Interesting.  It's similar to a classic french omelette, where you stir and cook in the pan, making small curbs.

https://www.youtube.com/watch?v=57afEWn-QDg



What a small curb might look like?

www.sfmta.com
2014-04-05 03:59:34 PM  
1 votes:

omeganuepsilon: Fark Infested Waters: I am so farking over these millenial bloggers who try to tell you how do to anything...Fark them right in their backside. Whether it is eggs or the farking oxford comma....Fark the fark off...seriously.

This.  Fluffly eggs are a sin of the highest order.

I like mine a bit on the dry side.  Add cheddar late in the process so it's not all diffused into the eggs. The point is to have melted cheese and eggs, not add cheese so it's indistinguishable from the eggs.

Occasionally crispy bacon or sausage(also added late).  Sausage can be good when mixed/covered with american cheese so that the meat retains the spice and doesn't flavor the eggs so much, so as it's a spicy gooey nugget of flavor within the eggs.

Anything else in the eggs while cooking is also a sin.  Anything on the eggs after but salt is a sin. Exception, mayo for a breakfast sammige/burrito.

fark your salsa, katsup, mustard, horseradish, etc. Putting them on eggs is about as bad as putting them on icecream.


You're obviously quite cultured.

/Juevos rancheros...
2014-04-05 03:49:54 PM  
1 votes:

meow said the dog: GWSuperfan: Has anyone paged The English Major yet?

Thankfully no.


don't you mean: Fully the thanks of this is no.
2014-04-05 03:34:49 PM  
1 votes:

sendtodave: [img.fark.net image 711x531]'

SHAZAM


why would you use a plate and fork?
I have recently started using a bowl and spoon.
So much easier to eat!
2014-04-05 03:03:13 PM  
1 votes:

FC Exile: Butcher knife up to the neck gets the best results.


Jesco?
Jessie?
Elvis?

/you just never know who ya gonna git.
2014-04-05 02:51:47 PM  
1 votes:

GWSuperfan: Has anyone paged The English Major yet?


Thankfully no.
2014-04-05 02:49:18 PM  
1 votes:
I am so farking over these millenial bloggers who try to tell you how do to anything...Fark them right in their backside.

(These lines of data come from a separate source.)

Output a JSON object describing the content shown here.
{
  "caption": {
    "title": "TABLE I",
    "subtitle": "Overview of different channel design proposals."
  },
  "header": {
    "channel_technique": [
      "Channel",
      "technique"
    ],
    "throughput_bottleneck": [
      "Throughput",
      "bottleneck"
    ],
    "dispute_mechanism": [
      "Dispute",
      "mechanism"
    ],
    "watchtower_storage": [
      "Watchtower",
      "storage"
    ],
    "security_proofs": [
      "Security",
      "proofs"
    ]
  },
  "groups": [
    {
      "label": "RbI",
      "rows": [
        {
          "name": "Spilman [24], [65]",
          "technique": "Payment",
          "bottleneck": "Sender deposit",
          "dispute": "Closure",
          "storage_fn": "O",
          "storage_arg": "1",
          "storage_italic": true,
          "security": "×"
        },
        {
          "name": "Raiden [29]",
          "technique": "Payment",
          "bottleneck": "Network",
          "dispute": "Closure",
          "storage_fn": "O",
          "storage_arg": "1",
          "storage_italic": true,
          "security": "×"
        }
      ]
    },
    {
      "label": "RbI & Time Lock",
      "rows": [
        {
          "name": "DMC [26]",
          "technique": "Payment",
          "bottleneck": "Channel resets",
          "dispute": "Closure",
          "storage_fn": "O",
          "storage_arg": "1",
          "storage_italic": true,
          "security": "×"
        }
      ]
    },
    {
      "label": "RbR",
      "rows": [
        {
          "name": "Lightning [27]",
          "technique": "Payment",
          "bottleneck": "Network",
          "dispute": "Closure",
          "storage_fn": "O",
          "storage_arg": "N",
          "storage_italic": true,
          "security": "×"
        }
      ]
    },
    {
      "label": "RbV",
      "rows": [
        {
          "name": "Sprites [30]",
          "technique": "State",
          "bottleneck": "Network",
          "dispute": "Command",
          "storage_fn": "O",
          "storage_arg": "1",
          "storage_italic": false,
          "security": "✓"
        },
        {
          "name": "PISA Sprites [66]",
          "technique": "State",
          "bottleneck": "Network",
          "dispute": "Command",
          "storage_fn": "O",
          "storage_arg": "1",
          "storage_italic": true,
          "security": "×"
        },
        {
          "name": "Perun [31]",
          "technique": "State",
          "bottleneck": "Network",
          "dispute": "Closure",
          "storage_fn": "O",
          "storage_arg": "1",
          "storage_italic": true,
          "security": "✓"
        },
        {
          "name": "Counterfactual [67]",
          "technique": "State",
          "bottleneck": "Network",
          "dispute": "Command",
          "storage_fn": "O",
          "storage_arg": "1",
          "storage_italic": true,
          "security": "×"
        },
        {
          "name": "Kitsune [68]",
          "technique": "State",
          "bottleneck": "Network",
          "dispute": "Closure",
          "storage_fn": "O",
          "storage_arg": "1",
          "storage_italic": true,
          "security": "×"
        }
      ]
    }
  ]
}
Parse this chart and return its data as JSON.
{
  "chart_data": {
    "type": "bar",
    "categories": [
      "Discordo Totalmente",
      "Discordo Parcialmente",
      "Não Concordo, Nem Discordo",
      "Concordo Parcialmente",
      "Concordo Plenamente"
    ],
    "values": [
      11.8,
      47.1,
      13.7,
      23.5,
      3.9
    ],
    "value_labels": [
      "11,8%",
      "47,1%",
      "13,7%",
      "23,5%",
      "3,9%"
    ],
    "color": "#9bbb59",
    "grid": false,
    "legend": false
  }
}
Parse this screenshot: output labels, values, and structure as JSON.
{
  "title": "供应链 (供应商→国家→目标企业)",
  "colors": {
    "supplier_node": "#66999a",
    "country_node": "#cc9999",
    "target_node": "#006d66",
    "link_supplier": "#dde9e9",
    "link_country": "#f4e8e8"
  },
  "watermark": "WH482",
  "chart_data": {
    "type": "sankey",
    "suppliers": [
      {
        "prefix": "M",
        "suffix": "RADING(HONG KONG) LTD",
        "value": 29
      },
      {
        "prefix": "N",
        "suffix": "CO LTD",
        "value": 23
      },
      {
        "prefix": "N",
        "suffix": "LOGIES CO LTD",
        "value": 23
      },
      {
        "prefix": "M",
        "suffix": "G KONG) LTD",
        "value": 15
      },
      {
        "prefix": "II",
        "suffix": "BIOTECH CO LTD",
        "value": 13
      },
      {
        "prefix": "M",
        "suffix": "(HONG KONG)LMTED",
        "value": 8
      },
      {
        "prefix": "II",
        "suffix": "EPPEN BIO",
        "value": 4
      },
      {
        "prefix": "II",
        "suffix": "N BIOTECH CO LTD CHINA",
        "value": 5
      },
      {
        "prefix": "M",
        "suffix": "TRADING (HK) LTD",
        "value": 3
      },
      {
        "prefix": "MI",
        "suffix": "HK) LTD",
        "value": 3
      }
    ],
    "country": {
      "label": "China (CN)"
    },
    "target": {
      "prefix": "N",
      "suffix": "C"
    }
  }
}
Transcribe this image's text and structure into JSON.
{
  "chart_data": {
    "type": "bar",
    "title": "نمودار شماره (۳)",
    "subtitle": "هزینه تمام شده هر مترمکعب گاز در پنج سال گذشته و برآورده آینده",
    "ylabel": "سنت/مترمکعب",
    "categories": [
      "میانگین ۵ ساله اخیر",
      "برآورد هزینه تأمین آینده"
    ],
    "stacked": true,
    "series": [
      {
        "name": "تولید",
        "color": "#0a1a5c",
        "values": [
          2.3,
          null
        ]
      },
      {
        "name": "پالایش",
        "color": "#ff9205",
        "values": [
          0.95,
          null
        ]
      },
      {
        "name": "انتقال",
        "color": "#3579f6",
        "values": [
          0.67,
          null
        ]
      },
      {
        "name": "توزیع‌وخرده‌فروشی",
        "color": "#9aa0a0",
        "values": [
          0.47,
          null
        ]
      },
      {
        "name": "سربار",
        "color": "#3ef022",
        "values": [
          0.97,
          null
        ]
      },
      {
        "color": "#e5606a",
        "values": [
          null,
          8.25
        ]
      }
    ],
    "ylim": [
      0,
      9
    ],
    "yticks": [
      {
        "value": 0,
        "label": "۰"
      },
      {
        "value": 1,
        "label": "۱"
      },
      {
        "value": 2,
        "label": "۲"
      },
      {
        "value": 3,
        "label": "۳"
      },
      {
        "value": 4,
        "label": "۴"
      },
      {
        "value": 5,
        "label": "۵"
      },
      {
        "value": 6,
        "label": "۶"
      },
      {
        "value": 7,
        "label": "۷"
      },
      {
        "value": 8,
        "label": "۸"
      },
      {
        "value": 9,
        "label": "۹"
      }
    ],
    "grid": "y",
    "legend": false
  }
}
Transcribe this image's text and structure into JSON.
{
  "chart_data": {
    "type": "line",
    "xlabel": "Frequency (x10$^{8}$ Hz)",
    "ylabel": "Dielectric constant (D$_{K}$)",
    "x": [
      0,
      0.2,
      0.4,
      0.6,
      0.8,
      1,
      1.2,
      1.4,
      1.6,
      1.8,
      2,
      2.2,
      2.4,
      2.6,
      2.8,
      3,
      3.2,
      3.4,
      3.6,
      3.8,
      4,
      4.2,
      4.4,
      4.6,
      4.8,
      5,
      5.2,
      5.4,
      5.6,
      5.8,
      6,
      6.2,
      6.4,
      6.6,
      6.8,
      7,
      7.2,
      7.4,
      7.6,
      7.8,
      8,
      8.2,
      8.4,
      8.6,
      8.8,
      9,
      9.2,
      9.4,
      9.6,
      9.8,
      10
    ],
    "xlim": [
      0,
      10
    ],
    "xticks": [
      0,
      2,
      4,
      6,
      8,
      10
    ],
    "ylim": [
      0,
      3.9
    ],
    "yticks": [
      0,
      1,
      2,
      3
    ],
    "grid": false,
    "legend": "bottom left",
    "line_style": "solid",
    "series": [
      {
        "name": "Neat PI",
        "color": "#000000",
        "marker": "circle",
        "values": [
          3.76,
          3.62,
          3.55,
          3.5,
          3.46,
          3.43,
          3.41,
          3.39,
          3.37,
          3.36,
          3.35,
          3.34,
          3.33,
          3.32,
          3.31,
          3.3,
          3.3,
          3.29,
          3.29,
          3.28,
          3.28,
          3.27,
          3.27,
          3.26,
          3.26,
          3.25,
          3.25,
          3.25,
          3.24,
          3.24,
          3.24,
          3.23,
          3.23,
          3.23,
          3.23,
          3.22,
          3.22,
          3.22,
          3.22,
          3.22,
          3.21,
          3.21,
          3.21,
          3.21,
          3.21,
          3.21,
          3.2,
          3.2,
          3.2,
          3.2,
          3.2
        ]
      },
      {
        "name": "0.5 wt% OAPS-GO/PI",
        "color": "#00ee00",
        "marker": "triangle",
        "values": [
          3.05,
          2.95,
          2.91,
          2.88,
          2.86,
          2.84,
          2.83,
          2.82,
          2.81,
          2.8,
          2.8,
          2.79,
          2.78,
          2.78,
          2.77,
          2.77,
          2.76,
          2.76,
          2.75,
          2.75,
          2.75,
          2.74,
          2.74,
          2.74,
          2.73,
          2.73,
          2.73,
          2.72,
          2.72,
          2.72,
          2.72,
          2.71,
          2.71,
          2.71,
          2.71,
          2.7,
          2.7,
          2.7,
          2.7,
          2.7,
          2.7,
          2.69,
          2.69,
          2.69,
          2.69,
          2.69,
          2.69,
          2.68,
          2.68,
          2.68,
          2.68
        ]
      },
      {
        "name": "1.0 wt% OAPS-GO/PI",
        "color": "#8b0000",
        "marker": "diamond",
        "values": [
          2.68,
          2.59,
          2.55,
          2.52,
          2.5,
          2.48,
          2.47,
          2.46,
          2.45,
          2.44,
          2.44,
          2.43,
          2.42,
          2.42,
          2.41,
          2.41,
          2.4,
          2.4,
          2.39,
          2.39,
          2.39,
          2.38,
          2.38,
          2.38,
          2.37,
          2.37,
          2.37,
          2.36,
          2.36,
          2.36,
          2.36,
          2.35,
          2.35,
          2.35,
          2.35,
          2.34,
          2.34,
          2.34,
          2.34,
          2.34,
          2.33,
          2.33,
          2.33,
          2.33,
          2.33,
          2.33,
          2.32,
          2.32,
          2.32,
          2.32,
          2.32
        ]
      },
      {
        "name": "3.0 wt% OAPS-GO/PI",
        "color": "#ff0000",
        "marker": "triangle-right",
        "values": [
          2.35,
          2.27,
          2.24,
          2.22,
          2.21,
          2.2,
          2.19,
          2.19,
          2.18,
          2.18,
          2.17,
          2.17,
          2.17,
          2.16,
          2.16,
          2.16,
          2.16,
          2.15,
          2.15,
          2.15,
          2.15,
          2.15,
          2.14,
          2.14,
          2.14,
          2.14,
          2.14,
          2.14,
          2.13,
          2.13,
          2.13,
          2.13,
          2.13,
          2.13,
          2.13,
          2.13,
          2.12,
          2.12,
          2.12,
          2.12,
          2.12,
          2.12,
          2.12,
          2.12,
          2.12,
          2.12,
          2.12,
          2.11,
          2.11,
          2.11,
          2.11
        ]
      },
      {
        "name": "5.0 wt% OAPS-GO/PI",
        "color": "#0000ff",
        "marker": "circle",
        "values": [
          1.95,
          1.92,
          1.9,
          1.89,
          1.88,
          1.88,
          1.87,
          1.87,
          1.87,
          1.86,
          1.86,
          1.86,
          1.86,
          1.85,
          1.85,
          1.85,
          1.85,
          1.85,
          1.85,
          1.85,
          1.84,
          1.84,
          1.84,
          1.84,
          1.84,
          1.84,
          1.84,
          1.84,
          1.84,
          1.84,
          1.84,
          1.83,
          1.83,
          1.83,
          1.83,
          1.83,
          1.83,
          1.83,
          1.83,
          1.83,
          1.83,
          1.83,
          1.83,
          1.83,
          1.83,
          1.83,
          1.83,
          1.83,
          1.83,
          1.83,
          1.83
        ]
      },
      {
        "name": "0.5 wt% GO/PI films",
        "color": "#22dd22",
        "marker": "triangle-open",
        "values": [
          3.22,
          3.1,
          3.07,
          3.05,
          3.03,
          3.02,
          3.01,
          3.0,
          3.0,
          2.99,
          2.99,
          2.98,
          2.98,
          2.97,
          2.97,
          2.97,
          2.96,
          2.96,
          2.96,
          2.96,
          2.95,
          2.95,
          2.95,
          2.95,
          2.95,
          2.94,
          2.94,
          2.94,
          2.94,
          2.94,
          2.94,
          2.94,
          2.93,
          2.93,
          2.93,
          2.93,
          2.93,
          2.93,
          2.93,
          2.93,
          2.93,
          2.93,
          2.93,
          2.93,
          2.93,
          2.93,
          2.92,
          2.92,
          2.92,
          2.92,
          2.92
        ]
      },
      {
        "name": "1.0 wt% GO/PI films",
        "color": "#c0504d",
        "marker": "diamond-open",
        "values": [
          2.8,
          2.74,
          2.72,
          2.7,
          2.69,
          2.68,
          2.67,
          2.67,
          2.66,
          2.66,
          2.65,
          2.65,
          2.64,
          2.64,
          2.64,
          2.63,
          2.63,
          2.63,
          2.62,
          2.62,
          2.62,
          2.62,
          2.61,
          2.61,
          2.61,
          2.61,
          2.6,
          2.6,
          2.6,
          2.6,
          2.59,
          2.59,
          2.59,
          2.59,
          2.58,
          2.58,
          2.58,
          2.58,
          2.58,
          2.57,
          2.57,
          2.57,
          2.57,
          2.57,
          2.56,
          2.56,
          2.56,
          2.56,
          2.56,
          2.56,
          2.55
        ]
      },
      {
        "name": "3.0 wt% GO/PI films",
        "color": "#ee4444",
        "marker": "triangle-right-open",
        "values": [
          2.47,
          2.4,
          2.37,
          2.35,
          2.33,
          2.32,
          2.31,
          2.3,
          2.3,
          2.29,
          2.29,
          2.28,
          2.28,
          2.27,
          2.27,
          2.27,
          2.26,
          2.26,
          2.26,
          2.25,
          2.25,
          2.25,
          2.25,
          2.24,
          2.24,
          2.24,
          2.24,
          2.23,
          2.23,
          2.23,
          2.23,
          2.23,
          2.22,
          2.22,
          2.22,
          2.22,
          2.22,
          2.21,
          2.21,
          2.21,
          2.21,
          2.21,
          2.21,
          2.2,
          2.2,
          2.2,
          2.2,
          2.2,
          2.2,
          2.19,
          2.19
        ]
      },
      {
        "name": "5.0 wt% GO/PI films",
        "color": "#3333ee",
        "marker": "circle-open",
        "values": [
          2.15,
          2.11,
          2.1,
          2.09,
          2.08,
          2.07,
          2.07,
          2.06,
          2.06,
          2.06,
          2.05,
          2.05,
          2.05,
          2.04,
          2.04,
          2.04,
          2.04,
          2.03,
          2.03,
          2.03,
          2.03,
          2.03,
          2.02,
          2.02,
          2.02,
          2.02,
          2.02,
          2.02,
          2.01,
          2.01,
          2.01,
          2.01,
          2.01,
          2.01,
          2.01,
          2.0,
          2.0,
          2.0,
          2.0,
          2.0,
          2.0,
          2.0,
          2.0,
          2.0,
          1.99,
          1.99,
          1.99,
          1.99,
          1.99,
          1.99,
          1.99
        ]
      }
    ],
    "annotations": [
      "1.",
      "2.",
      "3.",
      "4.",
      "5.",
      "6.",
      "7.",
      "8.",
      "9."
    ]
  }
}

Whether it is eggs or the farking oxford comma....Fark the fark off...seriously.
2014-04-05 02:45:50 PM  
1 votes:
"Do you like eggs?"

She laughed. She looked at me, so I laughed too.

Wolfe scowled. "Confound it, are eggs comical? Do you know how to scramble eggs, Mrs. Valdon?"
"Yes, of course."

"To use Mr. Goodwin's favorite locution, one will get you ten that you don't. I'll scramble eggs for your breakfast and we'll see. Tell me forty minutes before you're ready."

Her eyes widened. "Forty minutes?"

"Yes. I knew you didn't know."
2014-04-05 02:45:11 PM  
1 votes:
Also the vote against the link of this is the vote for independence in the egg cooking. We have the power!
2014-04-05 02:44:15 PM  
1 votes:

WTFDYW: Make the god damned things how ever you like them. The only ways you can f*ck them up is if you use rotten eggs (unlikely because you would know as soon as you cracked it open), or if you burn them.

/f*ck HuffPo


This. I have provided to you the vote of that which says SMART because as is known by we this is the most commonly used feature of the Fark.com website.
2014-04-05 02:44:11 PM  
1 votes:
How a scrambled egg should be done:


img.fark.net
2014-04-05 02:42:09 PM  
1 votes:
FTFA "Don't Overcook"

www.strat-talk.com
2014-04-05 02:39:34 PM  
1 votes:
10. Do not have reliance on HuffPo for anything that is not the leftist political commentary.